Step no. 1 in submitting oaas critical incident report form

2. Specify the Incident Categories

Check the applicable categories under which the incident falls. These categories are divided into groups based on age: Adults (ages 18-59) and Elderly (ages 60 and older). Categories include abuse, neglect, exploitation, major injuries, and behavioral incidents. Remember to report any protective services allegations verbally immediately.

Step number 2 for filling out oaas critical incident report form

3. Detail the Event Information

Record the date and time the incident occurred and was discovered. Specify the location of the incident, such as home, community, facility, or vehicle. Notify appropriate services like Emergency Protective Services (EPS), Adult Protective Services (APS), or law enforcement, and log the dates and times of these notifications.

Best ways to complete oaas critical incident report form portion 3

4. Document Health Care Admissions

Check the appropriate boxes if the participant was admitted to any healthcare facility due to the incident. These might include psychiatric hospitals, rehabilitation facilities, emergency rooms, or other relevant healthcare services.

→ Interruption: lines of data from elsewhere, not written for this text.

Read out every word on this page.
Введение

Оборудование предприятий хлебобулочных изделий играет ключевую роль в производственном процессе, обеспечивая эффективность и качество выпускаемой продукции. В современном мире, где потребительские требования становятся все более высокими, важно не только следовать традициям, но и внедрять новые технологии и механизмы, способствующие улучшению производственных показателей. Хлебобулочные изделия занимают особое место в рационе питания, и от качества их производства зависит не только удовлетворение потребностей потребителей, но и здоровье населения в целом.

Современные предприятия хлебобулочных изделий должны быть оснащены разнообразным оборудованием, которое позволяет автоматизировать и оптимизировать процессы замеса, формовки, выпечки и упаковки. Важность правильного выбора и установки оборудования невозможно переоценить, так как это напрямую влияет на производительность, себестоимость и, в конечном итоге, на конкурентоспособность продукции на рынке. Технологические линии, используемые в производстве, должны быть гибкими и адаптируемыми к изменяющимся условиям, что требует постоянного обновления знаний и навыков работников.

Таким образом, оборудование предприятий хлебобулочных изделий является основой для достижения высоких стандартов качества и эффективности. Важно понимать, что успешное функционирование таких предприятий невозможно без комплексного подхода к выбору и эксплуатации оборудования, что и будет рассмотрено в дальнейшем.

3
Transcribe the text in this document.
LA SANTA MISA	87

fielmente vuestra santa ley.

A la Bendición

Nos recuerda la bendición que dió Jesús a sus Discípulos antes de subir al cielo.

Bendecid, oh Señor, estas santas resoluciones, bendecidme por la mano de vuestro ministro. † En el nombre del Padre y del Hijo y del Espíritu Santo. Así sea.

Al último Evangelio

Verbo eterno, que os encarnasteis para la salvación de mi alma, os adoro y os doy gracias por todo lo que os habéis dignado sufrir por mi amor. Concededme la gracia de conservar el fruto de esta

Simple tips to fill in oaas critical incident report form portion 4

5. Write a Detailed Incident Description

Provide a comprehensive description of the incident. Include all relevant details, such as who was involved, what happened, where it took place, and how the incident unfolded. Include the agency's name and contact person if law enforcement was involved. Use additional pages as necessary, ensuring each is numbered, dated, and signed.

 

How one can fill out oaas critical incident report form step 5

6. Direct Service Provider Follow-Up

Enter any follow-up actions taken in response to the incident. It might include results from medical or dental appointments, changes in medication or treatment plans, staffing changes, or adjustments to the participant’s support plan. All follow-up notes should be detailed to ensure a complete understanding of the incident's aftermath and ongoing management.